Wound care therapies which maintain an optimal moist wound environment can aid in lowering protease levels, while also being potentially efficient and cost effective; these include debridement21,22 among others. Oxidized regenerated cellulose (ORC)/ collagen matrix works by binding to MMPs and growth factors. ORC/collagen works by sequestering growth factors while binding to proteases and cleaving these enzymes, rendering them inactive. It is hypothesized that as the ORC/collagen matrix degrades, active growth factors are released back into the wound. ORC/collagen also helps create a physiologically moist wound environment conducive to granulation tissue formation and re-epithelialization. In a 12-week prospective study of 27 patients, Smeets et al23concluded that the use of ORC/collagen showed a significant and immediate reduction in protease activity in wound fluid samples taken from venous stasis ulcers compared to a control group receiving treatment with hydrocolloid dressings. Other studies show that the use of ORC/collagen with and without a silver component assists in healing patients in shorter time frames and is more cost effective when compared to the use of saline wet-to-dry dressings.

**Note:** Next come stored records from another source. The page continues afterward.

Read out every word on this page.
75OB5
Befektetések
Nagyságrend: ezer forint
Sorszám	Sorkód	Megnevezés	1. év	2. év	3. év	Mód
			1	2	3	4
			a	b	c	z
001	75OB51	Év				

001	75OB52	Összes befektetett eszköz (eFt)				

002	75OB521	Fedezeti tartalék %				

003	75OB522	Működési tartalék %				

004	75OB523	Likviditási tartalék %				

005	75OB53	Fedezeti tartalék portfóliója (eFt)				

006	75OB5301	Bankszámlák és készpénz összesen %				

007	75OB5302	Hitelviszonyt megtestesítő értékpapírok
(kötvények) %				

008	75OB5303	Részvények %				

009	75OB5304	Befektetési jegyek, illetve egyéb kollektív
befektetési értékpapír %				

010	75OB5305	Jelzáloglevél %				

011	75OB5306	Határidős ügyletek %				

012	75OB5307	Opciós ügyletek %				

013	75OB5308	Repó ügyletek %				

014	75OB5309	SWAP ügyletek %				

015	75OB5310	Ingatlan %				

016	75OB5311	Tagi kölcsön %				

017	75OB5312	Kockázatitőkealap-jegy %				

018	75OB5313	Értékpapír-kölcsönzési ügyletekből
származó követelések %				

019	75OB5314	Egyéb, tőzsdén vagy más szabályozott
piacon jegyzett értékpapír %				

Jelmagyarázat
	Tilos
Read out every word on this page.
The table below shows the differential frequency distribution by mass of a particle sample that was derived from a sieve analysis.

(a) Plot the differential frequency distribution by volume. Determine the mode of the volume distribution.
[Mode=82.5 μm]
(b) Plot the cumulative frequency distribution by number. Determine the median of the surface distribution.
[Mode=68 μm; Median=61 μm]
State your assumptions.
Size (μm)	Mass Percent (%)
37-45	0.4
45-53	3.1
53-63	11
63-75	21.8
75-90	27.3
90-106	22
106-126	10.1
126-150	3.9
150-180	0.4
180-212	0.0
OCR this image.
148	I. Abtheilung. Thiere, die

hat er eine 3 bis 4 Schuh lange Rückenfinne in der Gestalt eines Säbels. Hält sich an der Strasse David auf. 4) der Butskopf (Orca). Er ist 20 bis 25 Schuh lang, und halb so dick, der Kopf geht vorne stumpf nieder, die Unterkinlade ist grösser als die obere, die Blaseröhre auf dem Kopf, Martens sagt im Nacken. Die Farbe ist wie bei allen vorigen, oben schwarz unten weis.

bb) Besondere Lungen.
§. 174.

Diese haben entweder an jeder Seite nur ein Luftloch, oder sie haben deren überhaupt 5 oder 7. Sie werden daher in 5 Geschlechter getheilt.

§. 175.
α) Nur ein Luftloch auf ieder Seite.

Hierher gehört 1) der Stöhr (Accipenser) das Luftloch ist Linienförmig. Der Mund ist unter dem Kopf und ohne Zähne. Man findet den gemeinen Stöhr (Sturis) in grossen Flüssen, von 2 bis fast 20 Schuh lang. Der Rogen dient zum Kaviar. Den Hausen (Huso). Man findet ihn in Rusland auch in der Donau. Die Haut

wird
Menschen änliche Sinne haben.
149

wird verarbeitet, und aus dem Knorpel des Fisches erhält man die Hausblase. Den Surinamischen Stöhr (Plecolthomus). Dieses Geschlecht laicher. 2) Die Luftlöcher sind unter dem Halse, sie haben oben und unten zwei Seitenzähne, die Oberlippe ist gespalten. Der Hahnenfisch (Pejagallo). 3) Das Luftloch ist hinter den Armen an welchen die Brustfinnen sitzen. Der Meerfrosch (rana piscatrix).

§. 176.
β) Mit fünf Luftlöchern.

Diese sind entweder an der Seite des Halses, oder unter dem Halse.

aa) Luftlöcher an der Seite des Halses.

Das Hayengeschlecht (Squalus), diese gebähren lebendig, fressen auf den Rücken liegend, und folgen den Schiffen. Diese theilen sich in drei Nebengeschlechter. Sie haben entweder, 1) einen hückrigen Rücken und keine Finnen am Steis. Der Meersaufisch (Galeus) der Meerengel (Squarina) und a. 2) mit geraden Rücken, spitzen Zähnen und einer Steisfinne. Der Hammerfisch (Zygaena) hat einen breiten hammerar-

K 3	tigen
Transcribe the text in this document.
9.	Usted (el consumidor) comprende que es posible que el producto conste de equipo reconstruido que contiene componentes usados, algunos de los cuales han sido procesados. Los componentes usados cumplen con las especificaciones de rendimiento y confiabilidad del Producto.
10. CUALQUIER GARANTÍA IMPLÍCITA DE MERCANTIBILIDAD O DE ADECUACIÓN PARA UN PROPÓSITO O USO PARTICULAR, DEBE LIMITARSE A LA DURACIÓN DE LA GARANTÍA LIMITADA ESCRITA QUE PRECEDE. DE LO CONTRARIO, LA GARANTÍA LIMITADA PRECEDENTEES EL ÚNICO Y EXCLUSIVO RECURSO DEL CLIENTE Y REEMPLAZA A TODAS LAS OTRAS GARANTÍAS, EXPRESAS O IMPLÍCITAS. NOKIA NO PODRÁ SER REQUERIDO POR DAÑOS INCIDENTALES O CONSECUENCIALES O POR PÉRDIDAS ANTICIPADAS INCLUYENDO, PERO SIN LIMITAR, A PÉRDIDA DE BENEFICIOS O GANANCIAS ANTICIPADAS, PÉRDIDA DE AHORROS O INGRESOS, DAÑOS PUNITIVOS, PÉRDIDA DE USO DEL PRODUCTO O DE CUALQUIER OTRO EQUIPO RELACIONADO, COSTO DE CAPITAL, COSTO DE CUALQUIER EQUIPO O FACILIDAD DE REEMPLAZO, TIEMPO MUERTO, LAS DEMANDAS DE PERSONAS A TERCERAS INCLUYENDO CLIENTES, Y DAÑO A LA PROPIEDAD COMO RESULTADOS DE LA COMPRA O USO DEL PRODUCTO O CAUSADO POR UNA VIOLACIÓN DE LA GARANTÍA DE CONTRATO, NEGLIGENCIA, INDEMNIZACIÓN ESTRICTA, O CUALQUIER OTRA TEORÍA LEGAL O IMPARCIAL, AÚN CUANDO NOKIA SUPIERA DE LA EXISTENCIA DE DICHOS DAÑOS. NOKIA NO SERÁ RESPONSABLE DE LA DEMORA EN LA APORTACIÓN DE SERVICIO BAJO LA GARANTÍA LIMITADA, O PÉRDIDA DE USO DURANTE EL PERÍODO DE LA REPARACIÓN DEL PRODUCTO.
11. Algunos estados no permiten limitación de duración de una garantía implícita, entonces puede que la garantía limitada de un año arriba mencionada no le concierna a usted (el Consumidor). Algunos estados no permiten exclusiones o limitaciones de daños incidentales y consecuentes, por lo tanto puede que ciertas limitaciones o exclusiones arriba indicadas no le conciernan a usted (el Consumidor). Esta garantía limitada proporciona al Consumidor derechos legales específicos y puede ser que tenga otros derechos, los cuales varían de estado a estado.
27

A natural and healthy amount of protease activity should exist in any wound; the negative effects of elevated protease activity begin when protease volume and activity overcomes the natural acute needs of healing. Irrespective of the treatment of choice, it is clear that restoring a chronic wound’s biochemical environment to resemble that of an acute wound is advantageous in wound healing. By decreasing excessive MMPs and serine elastase, we are providing a more nurturing wound healing environment.